The story’s 選択 1
白い天井は、どこまでも続いているように見えた。
本当は続いていないと知っている。角を曲がれば壁があり、階段があり、同じ色の廊下が折り重なっている。それでも、目を開けた瞬間に飛び込んでくるその白は、世界のすべてのように思えた。
番号で呼ばれる。
短い電子音のあと、天井の隅に埋め込まれたスピーカーから、乾いた声が降りてくる。
「七三一」
それが自分を指す音だと、体は知っている。振り向く。立ち上がる。返事はしない。返事という文化はない。ただ、呼ばれたら動く。
同じ年頃の子どもたちが、同じ素材の衣服をまとい、同じ歩幅で廊下を進む。足音はやわらかい。床は衝撃を吸収する素材でできているから、誰が走っても音は広がらない。

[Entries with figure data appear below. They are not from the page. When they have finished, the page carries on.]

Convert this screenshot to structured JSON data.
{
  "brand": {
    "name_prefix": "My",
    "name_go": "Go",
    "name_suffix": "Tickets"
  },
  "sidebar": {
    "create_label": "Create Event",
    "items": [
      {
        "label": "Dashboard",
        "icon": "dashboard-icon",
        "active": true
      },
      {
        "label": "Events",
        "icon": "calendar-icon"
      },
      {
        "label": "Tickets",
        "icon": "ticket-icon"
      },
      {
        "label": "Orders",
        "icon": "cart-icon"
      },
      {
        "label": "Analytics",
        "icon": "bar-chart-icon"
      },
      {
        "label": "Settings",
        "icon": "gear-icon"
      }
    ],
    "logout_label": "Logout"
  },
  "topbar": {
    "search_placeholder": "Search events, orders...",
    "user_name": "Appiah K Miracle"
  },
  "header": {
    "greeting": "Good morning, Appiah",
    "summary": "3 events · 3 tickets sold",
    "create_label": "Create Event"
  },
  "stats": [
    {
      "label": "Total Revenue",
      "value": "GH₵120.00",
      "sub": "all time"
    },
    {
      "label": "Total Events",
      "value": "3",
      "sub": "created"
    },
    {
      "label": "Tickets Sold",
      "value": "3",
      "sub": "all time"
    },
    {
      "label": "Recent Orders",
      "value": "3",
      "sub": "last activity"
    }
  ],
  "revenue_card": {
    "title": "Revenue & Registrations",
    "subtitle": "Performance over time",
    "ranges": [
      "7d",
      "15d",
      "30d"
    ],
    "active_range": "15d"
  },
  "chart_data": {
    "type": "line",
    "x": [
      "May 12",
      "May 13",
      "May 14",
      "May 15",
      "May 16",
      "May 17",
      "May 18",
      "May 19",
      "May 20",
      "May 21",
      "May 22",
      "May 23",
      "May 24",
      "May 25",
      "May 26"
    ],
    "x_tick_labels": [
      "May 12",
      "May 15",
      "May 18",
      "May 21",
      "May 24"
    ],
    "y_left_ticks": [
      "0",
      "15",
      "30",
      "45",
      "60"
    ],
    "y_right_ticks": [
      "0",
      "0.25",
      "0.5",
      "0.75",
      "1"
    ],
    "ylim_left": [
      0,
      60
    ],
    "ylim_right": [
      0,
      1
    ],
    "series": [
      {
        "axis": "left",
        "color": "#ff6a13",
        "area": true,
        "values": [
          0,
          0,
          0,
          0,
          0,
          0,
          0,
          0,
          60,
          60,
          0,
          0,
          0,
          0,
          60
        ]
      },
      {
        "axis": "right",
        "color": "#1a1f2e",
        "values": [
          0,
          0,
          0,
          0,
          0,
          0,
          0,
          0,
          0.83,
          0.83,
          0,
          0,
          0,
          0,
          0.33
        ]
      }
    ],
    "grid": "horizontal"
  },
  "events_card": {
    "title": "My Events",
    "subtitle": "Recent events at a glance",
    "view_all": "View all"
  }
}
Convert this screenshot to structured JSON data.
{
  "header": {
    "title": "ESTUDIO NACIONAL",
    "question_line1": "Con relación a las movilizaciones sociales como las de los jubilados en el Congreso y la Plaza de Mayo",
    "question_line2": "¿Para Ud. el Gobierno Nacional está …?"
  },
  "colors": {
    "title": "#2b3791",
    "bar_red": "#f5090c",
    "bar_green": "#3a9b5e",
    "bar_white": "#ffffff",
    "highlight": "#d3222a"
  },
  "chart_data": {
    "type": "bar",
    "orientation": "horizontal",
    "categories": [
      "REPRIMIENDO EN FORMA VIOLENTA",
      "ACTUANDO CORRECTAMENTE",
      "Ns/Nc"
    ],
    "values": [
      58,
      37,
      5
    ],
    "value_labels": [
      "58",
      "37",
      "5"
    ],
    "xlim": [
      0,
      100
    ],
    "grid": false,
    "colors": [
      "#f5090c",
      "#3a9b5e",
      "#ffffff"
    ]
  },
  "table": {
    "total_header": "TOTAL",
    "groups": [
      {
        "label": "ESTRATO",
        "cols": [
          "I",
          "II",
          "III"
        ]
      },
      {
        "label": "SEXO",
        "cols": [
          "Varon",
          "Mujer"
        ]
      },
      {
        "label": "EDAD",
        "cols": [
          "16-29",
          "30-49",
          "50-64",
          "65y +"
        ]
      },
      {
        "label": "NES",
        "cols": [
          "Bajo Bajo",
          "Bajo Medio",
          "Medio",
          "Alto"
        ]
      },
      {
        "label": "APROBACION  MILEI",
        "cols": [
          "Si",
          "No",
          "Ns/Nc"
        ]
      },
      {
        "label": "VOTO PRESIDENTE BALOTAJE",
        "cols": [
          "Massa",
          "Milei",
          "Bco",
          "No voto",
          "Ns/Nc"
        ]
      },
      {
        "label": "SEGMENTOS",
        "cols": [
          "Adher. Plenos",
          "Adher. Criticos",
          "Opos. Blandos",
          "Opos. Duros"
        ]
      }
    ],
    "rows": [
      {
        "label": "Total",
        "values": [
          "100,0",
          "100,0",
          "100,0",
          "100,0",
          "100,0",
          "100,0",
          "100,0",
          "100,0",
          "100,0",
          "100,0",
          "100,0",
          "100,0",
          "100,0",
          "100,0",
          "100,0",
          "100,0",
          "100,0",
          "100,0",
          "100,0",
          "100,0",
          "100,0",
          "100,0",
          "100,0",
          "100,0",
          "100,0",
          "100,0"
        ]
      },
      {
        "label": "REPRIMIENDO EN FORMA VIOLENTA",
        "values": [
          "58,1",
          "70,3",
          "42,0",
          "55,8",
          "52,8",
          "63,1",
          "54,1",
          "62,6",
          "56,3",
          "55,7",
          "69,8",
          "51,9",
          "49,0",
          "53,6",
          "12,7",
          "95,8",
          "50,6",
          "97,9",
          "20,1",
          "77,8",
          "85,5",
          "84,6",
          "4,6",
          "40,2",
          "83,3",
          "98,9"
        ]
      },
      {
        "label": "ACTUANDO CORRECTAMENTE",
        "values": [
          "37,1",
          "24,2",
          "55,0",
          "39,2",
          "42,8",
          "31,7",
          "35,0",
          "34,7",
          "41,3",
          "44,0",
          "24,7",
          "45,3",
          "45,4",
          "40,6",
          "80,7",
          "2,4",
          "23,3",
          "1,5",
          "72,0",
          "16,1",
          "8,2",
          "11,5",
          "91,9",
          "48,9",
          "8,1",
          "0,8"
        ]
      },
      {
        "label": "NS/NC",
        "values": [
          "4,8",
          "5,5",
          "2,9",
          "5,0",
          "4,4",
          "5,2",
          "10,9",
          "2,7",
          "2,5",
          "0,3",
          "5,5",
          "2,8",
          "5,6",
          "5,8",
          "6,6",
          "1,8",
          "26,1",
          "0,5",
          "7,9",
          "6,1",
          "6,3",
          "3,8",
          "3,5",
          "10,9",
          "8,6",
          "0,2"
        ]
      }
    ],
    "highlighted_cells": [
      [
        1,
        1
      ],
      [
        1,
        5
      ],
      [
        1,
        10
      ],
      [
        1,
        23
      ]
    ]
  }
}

窓はない。代わりに、時間帯によって光の色が変わる天井がある。朝は薄い青、昼は白、夜はやや紫がかった暗さ。外のことは、画面越しにしか知らない。
教えられることは多い。
読み書き、計算、身体の使い方、道具の扱い方、対話の仕方。映像の中の街を歩く練習。知らない人と会話を始める方法。断られたときの態度。怒りをぶつけられたときの沈黙。
「外では、選択が増えます」
教師役の大人はいつもそう言う。白衣の胸元には名前があるが、子どもたちはそれを呼ばない。必要がないからだ。
選択。
その言葉は、少しだけ温度がある。
ここでは、食事の時間も、眠る時間も、学ぶ順番も決まっている。嫌いな野菜が出ても、取り替えることはできない。隣に座る相手も、毎日変わる。偏らないように。
偏らない。
それがこの場所の基本だった。
七三一は、食堂の端に座り、無機質なトレイの上に並んだ皿を見る。味は悪くない。栄養は整っている。けれど、好きかどうかと問われれば、答えは浮かばない。
好き。
その言葉は、まだ輪郭が薄い。
同じ列に並ぶ子どもたちの顔を眺める。誰かと特別に親しくなることはない。毎日、違う相手と話すからだ。会話は練習だ。深く掘り下げる前に、時間が終わる。
夜、ベッドに横たわる。
規則正しく並んだ寝台。薄いカーテンで区切られた空間。プライバシーというより、視界の調整だ。
天井の光がゆっくり暗くなる。
十四という数字が、遠くにある。
その年齢になると、外に出る。
それは知っている。皆、知っている。誰も特別な顔をしない。誕生日という概念はあるが、祝う文化はない。ただ、一定の年齢に達した者から順に、門をくぐる。
門の向こうは、映像で何度も見た。
空。風。街。森。海。人。
血のつながりは与えられない。家族は、探すものだと教えられる。友達も、選ぶもの。好きなことは、自分で見つけるもの。
見つからなければ、探し続ければいい。
それだけだ。
ある日、廊下の掲示板に番号が表示された。
七三一。
表示の横に、小さな緑の印。
周囲の子どもたちは、視線を向けるが、特別な反応はしない。順番が来ただけだ。
呼ばれ、別室に案内される。
白い部屋。中央に椅子。向かいに、これまで何度も講義をしてきた大人が座っている。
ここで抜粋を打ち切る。